Configuration Server is Single Point of Failure, causing lots of freezes [was #7518]
When the configuration server is down or reacts only slowly (like it was on Beta Thursday), many actions in the lab cause freezes and nothing seems to work for the user, without any useful feedback for the user. It looks like the Lab is completely broken.
One of the problems is the way the conf client currently works: When a single value is requested and the value has not been requested yet by the users, it requests (only) this value from the web service. The value request often happens from the main thread, and it often cannot easily be delegated to the background as the requesting operation depends on the value.

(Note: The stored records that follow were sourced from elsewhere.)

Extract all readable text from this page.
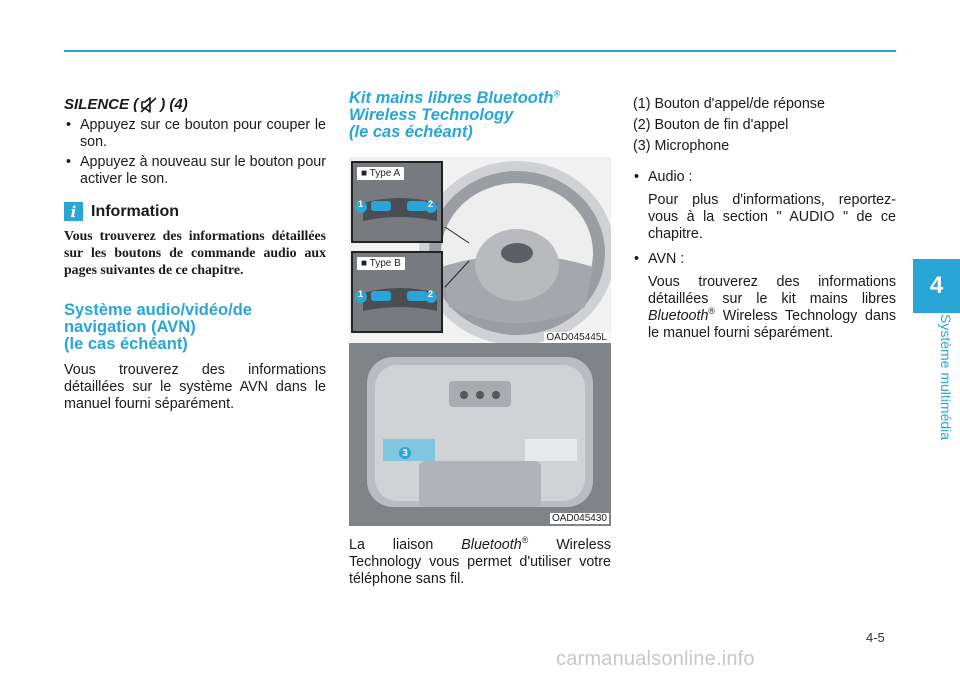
4
Système multimédia
SILENCE ( ) (4)
• Appuyez sur ce bouton pour couper le son.
• Appuyez à nouveau sur le bouton pour activer le son.
i Information
Vous trouverez des informations détaillées sur les boutons de commande audio aux pages suivantes de ce chapitre.
Système audio/vidéo/de
navigation (AVN)
(le cas échéant)
Vous trouverez des informations détaillées sur le système AVN dans le manuel fourni séparément.
Kit mains libres Bluetooth®
Wireless Technology
(le cas échéant)
■ Type A
1	2
■ Type B
1	2
OAD045445L
3
OAD045430
La liaison Bluetooth® Wireless Technology vous permet d'utiliser votre téléphone sans fil.
(1) Bouton d'appel/de réponse
(2) Bouton de fin d'appel
(3) Microphone
• Audio :
Pour plus d'informations, reportez-vous à la section " AUDIO " de ce chapitre.
• AVN :
Vous trouverez des informations détaillées sur le kit mains libres Bluetooth® Wireless Technology dans le manuel fourni séparément.
4-5
carmanualsonline.info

As conf values are a small set of data, change rather seldom but are requested rather often, I suggest the following implementation:
- The lab requests all configuration variables with a single request and saves the results. Only on a force (e.g. when the request to an EPR retrieved via the Conf service fails) stuff is re-requested.
- On a user's first lab startup, a background job is started which retrieves all variables from the EPR and initializes the variables correspondingly. The background job should use the official Eclipse APIs and provide feedback to the users.
- The values retrieved by the background job are saved to the local disk using one of Eclipse's preferences mechanisms. When the lab starts the next time, it first reads the locally stored variables and tries to contact the configuration server only after that. Thus, if the user requests a service which needs a configuration variable and the conf service could not yet be reached, the lab does not freeze but simply tries the value from disk.
For the remaining case (no variables initialized yet, value is being retrieved), we should evaluate a method of providing feedback ("Contacting TextGridRep ...") to the users (without forcing every Conf user to implement this in their own code).